2.  Plan on reading each file only once.  Both files are sorted in survey form number order.  By careful reading, you can match the corresponding parts of a survey form, rather than search for the media part after an error has been found in the movie part.

3.  Make a subprogram to check for invalid (non-numeric) characters.  You can use this subprogram to check the age and number-of-movies-seen fields, if you use an internal file for the reading.  Also, you could use a subprogram to match the records in the two data files and to write the error file.

4.  Read the 110-MEDIA.COMPSCI file using character variables.   This prevents you from getting any errors because of invalid characters in this file.  You should also write and read the error file, SURVEY-ERRORS, using character variables to be sure the values written and read reflect the contents of the survey files.

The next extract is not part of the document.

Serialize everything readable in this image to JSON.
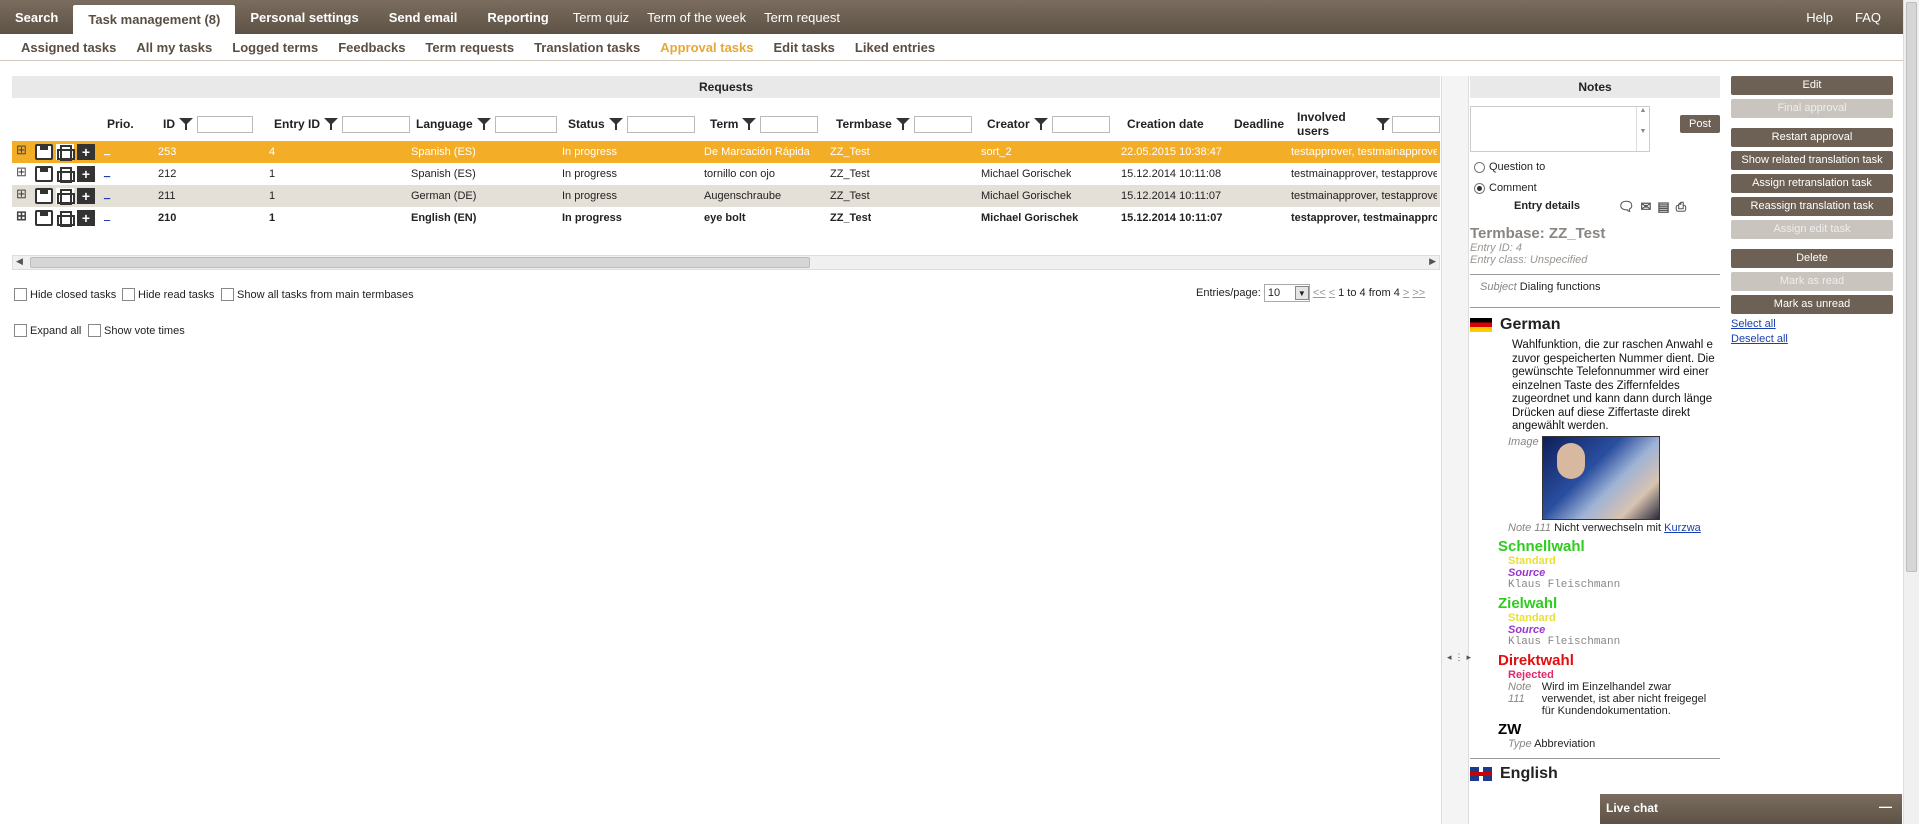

5.  Do not use unit numbers for the files that are between 0 and 9 or between 100 and 109.  Some of these numbers have specific system meaning.

6.  When your program opens the data files, 110-FILMS.COMPSCI and 110-MEDIA.COMPSCI, specify USAGE='INPUT,SHARED' so that many students can use these files at the same time.

7.  You have some freedom in terms of the form of the reports and the error listing; however, ALL values that are printed must be identified (annotated), such as in the sample report form.  Try to make the report as readable as possible.


    REQUIREMENTS

1.  You must hand in a program listing and output from a batch run of your program.  The report output must begin at the top of a new page;  the listing of error records must be on a separate page.

2.  Documentation within the program must be of the same form as in previous programs.

3.  Be sure your work is your own.  This program will be carefully scrutinized for plagiarism and collaboration; heavy penalties will be assessed on offenders.